20 March 2009

This Film Is Not Yet Rated...

Because I roll on the three-years-late wagon, I just got around to watching “This Film Is Not Yet Rated,” which was tremendously enjoyable and appropriately anger-inducing. It’s really hard to imagine this not being one of the most important critiques of the corporate film industry ever committed to, uh, film.

And many of the broad points it makes feel right and seem valid: as a society, America tolerates violence more easily than sex; and even then, male pleasure is definitely more ok than aggressive sexual behavior from female characters (or, perish the thought, the depiction of female sexual pleasure.)
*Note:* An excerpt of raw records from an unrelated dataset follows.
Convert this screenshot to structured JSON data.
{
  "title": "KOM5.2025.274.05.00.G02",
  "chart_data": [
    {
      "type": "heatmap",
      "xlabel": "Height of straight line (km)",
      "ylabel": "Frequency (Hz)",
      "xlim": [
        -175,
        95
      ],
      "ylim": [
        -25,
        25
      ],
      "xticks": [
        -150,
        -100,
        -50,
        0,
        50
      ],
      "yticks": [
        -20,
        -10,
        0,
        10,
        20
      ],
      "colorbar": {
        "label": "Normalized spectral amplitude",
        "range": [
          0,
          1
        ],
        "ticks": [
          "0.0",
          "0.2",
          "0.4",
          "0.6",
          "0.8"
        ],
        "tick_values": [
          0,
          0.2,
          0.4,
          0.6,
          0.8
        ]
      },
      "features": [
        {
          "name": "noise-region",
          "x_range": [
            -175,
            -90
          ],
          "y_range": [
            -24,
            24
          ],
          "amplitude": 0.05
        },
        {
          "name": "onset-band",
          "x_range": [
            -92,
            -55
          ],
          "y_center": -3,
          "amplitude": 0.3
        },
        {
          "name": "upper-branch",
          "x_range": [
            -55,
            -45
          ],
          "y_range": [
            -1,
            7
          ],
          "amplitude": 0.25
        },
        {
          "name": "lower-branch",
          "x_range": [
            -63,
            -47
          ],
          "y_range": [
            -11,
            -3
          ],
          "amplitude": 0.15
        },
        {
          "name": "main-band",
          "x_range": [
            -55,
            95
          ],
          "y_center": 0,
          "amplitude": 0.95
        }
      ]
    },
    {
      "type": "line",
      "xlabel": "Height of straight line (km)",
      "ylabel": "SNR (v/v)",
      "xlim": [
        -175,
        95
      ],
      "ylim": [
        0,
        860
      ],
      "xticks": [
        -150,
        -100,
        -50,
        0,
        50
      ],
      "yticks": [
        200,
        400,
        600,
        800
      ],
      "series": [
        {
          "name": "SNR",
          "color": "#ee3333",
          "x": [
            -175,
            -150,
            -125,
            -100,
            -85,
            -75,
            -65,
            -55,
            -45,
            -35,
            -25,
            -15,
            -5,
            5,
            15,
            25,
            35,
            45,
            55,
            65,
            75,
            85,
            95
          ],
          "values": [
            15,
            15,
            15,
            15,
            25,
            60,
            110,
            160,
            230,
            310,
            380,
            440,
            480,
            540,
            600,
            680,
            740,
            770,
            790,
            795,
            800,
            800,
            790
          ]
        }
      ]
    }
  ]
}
But I have one major bone of contention with the film, and it happens as an aside – taking up no more than 5 minutes, maybe, of the total running time, although it’s a recurring theme throughout the movie. Namely, it’s the implication that the MPAA ratings system somehow makes American culture more bellicose and violent. To review, the MPAA ratings system was born in 1968. Here are a few other things that happened in 1968:

RFK’s assassination
MLK’s assassination
My Lai massascre
The, uh, 1968 Democratic Convention in Chicago

…to name but a few. And of all the things we want to single out in that hectic year, that may have left America more divided and more prone to violence – we’re going with the MPAA ratings system? The fact that some kid had to wait till he was 17 to watch “In the Realm of the Senses” is what makes America more violent?

I hate this in otherwise rational liberals. Why presume that a prudish minority is imposing some tyrannical form of censorship over the country? Sure, I have major beef with the process issues surrounding the MPAA ratings system, but I don’t presume that a group that doesn’t reflect my views is automatically not representative of America. A lot of the filmmakers spotlighted say, “Well, I’m a parent too! And I don’t have a problem with my movie! Why do they?” And aside from the solipsism inherent in that argument, it's worth noting that this is just a nihilistic line of thought that leaves no room for any kind of representative committee, because everyone is always going to disagree with something a committee does.

Why is it presumed that the individual’s relationship to culture is a one-way street? In this linear worldview, our cultural beliefs are dictated by the MPAA. We blindly accept the norms dictated by our MPAA overlods and become more violent. But isn’t it just as likely that the individuals on the MPAA ratings board were influenced by something that was already prevalent in the culture - a prudish and socially conservative outlook when it comes to bedroom matters? And that, in turn, the individuals on the board are reflecting back broader cultural norms that they themselves didn’t create, but absorbed just the same as we did? Sure, the MPAA board reinforces certain ideas, but did these people create those norms? Please. And just because a few of us don’t share in those norms doesn’t make the norms any less real. America is, by and large, fairly conservative. Remember that it took a very enlightened Supreme Court justice for Ulysses to be published in America - 10 years after it was released in Europe.

And the conspiracy theory then has to build: that the MPAA board is somehow a cabal of union-hating villains as opposed to well-meaning but naïve and misguided self-righteous people. Does anyone who knows the DC area think that a set of their neighbors from Montgomery or Fairfax county would come to different conclusions than the MPAA board??

To be fair to the filmmaker and to the directors interviewed in the documentary, I get what they’re saying – and I think it’s infuriating. These people count the number of pelvic thrusts in a sex scene, or they disproportionately object to female sexual pleasure over that of males. Sure, this has some kind of impact on children. But only a filmmaker would be arrogant enough to think that real-world violence could have been prevented if more teenagers had easy access to “I am Curious (Yellow)” over your standard-issue action flick. If it were that simple, why would societies that are notoriously more permissive than the U.S. also have problems with endemic violence? (Helloooo, I watched “Caligula” on prime time tv when I was 13 – in a city where a bad weekend can mean 100 homicides.)

Other than that minor quibble, the film is spectacular, and if you don’t know much about how movies get rated PG-13, R, or NC-17, go watch it – three years late. Just like me.